A review of the MTEF shows that N65 billion has been earmarked for the programme in each of the three years—2026, 2027 and 2028—bringing the total proposed allocation to N195 billion.
The PAP is designed to rehabilitate and reintegrate former militants from the Niger Delta region.
Earlier findings from a review of the Budget Performance Document for the fourth quarter of 2024 revealed that the Federal Government spent N65 billion on the programme in the 2024 fiscal year. The same amount was reportedly spent in 2023, bringing total expenditure on the programme over the two years to N130 billion.
Meanwhile, concerns have been raised over financial management within the Amnesty Programme following revelations in a report by the Auditor-General of the Federation in November 2024.
The report disclosed that more than N6 billion was withdrawn without proper auditing procedures. It also revealed that tuition fees were paid to various universities for PAP beneficiaries without adequate documentation of the students’ identities.
According to the report, N1.53 billion was paid as tuition fees without supporting documents such as receipts, proof of payment or admission letters, in violation of Paragraph 708 of the Financial Regulations, 2009, which prohibits payment for services not yet rendered or goods not supplied.
The Auditor-General further reported widespread breaches of Paragraph 603(i) of the Financial Regulations, which requires payment vouchers to contain full details of services rendered, including dates, quantities and rates.
The document also noted that N3.62 billion was raised without undergoing internal audit checks, while N29 million was issued as cash advances to officers of the programme for procurement purposes—far exceeding the approved advance limit of N200,000.
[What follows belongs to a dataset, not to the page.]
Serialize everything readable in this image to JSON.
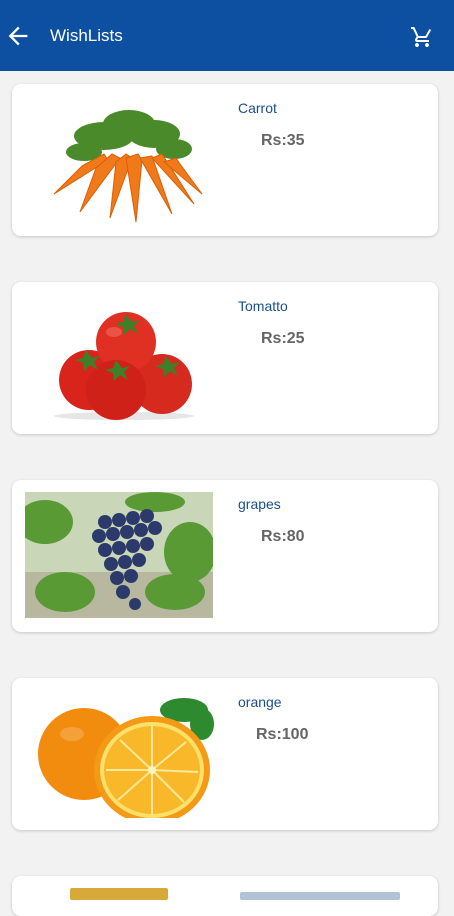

Additionally, some officers were reportedly granted multiple cash advances without retiring previous ones, contrary to existing financial regulations.
The report also revealed that N87.7 million was paid for the purchase of various store items without evidence that the items were properly recorded in store ledgers.
The Auditor-General attributed the irregularities to weaknesses in internal control systems at the PAP office in Abuja, adding that attempts to obtain explanations from the programme’s management were unsuccessful.